While the MPO is equipped with a high-resolution scientific camera, this can only be operated after separating from the MTM upon arrival at Mercury in late 2025 because, like several of the 11 instrument suites, it is located on the side of the spacecraft fixed to the MTM during the cruise phase.

Nonetheless, it will be possible to operate or partially operate as many as eight of the 11 instruments on the MPO during the flybys, along with three of the five instrument packages onboard JAXA’s Mercury Magnetospheric Orbiter. This will afford some unique data collection opportunities at Venus, for example.

BepiColombo carries enough propellant to potentially be extended for an additional year, resulting in two Earth years of observation around Mercury – or 8.2 Mercurian years.

The follow on information from BepiColombo will provide more data about the origin and evolution of a planet close to its parent star, providing a better understanding of the overall evolution of our own Solar System. The two orbiters will be providing a huge amount of data to scientists on Earth.

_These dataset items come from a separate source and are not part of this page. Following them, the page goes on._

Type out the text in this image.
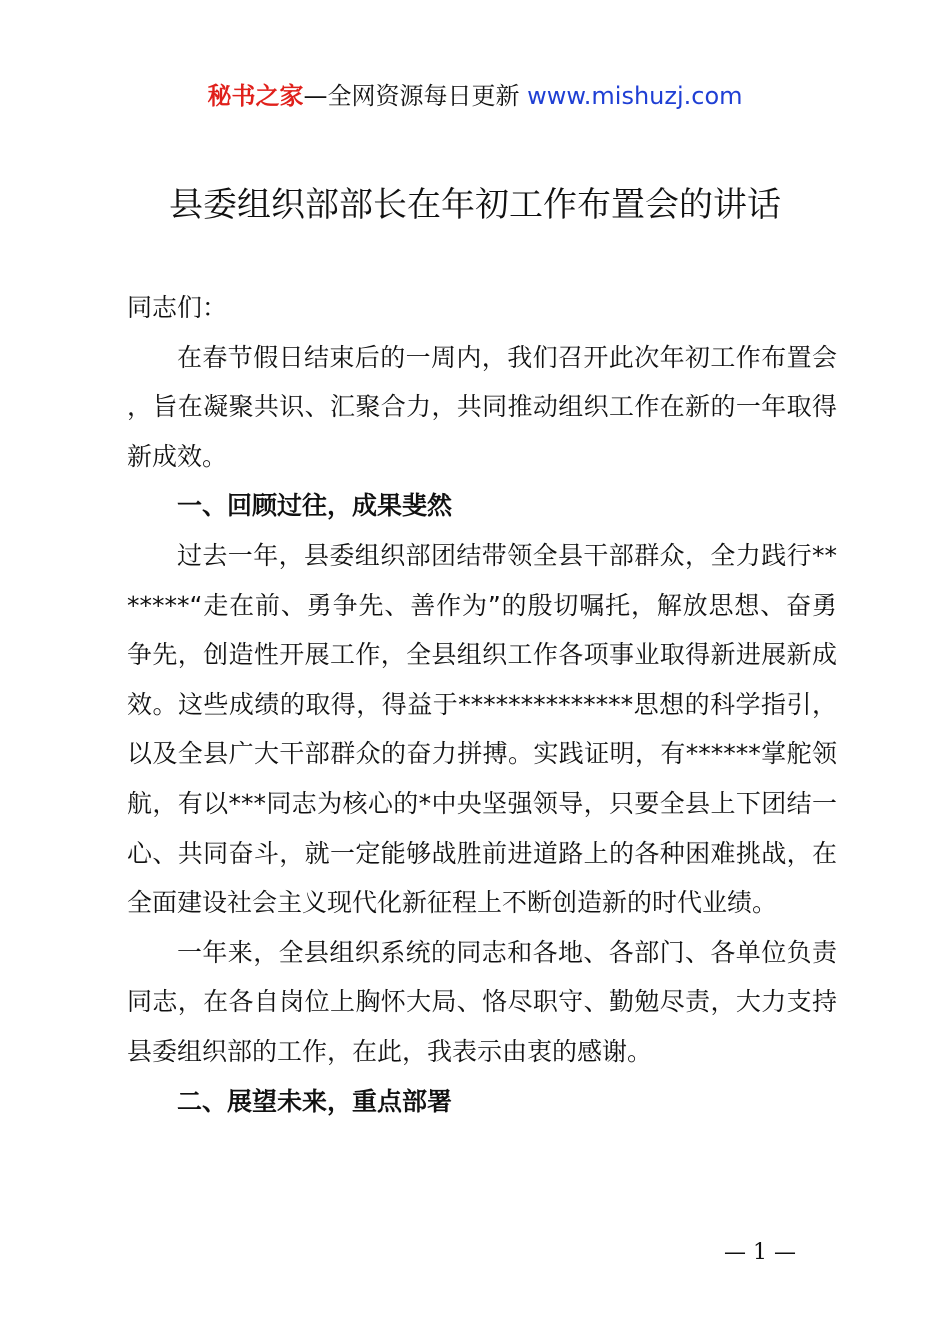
秘书之家—全网资源每日更新 www.mishuzj.com
县委组织部部长在年初工作布置会的讲话

同志们：

在春节假日结束后的一周内，我们召开此次年初工作布置会，旨在凝聚共识、汇聚合力，共同推动组织工作在新的一年取得新成效。

一、回顾过往，成果斐然

过去一年，县委组织部团结带领全县干部群众，全力践行*******“走在前、勇争先、善作为”的殷切嘱托，解放思想、奋勇争先，创造性开展工作，全县组织工作各项事业取得新进展新成效。这些成绩的取得，得益于**************思想的科学指引，以及全县广大干部群众的奋力拼搏。实践证明，有******掌舵领航，有以***同志为核心的*中央坚强领导，只要全县上下团结一心、共同奋斗，就一定能够战胜前进道路上的各种困难挑战，在全面建设社会主义现代化新征程上不断创造新的时代业绩。

一年来，全县组织系统的同志和各地、各部门、各单位负责同志，在各自岗位上胸怀大局、恪尽职守、勤勉尽责，大力支持县委组织部的工作，在此，我表示由衷的感谢。

二、展望未来，重点部署

— 1 —
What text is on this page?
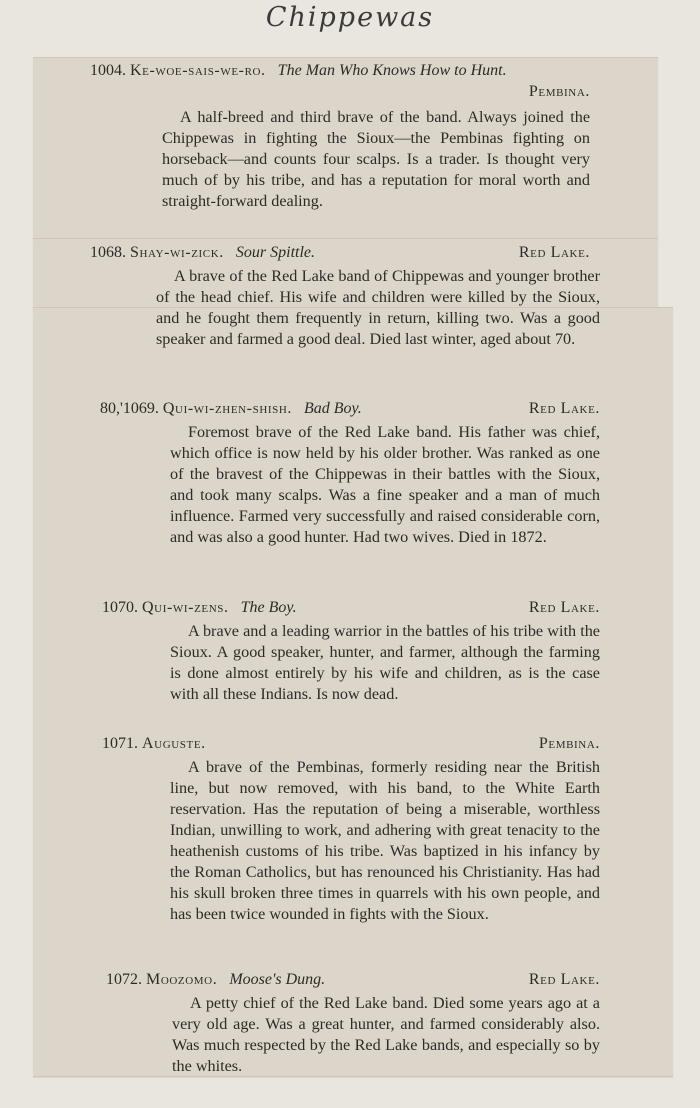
Chippewas
1004. Ke-woe-sais-we-ro. The Man Who Knows How to Hunt.
Pembina.
A half-breed and third brave of the band. Always joined the Chippewas in fighting the Sioux—the Pembinas fighting on horseback—and counts four scalps. Is a trader. Is thought very much of by his tribe, and has a reputation for moral worth and straight-forward dealing.
1068. Shay-wi-zick. Sour Spittle.	Red Lake.
A brave of the Red Lake band of Chippewas and younger brother of the head chief. His wife and children were killed by the Sioux, and he fought them frequently in return, killing two. Was a good speaker and farmed a good deal. Died last winter, aged about 70.
80,'1069. Qui-wi-zhen-shish. Bad Boy.	Red Lake.
Foremost brave of the Red Lake band. His father was chief, which office is now held by his older brother. Was ranked as one of the bravest of the Chippewas in their battles with the Sioux, and took many scalps. Was a fine speaker and a man of much influence. Farmed very successfully and raised considerable corn, and was also a good hunter. Had two wives. Died in 1872.
1070. Qui-wi-zens. The Boy.	Red Lake.
A brave and a leading warrior in the battles of his tribe with the Sioux. A good speaker, hunter, and farmer, although the farming is done almost entirely by his wife and children, as is the case with all these Indians. Is now dead.
1071. Auguste.	Pembina.
A brave of the Pembinas, formerly residing near the British line, but now removed, with his band, to the White Earth reservation. Has the reputation of being a miserable, worthless Indian, unwilling to work, and adhering with great tenacity to the heathenish customs of his tribe. Was baptized in his infancy by the Roman Catholics, but has renounced his Christianity. Has had his skull broken three times in quarrels with his own people, and has been twice wounded in fights with the Sioux.
1072. Moozomo. Moose's Dung.	Red Lake.
A petty chief of the Red Lake band. Died some years ago at a very old age. Was a great hunter, and farmed considerably also. Was much respected by the Red Lake bands, and especially so by the whites.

MTM is equipped with three monitoring cameras, which provide black-and-white snapshots in 1024 x 1024 pixel resolution. One of the monitoring cameras is positioned on the MTM with a field of view looking up towards the Mercury Planetary Orbiter (MPO), which sits above.

The MTM’s solar arrays are currently folded for launch, resulting in the presented image, but after their deployment the camera will have a clearer view. In particular, the MPO’s high-gain antenna will be in the field of view of the camera around one day after launch.

The other two cameras are placed on the other side of the module: one will look down the extended solar array of the MTM, the other towards the MPO, capturing glimpses of the medium-gain antenna once deployed and, later, of the magnetometer boom.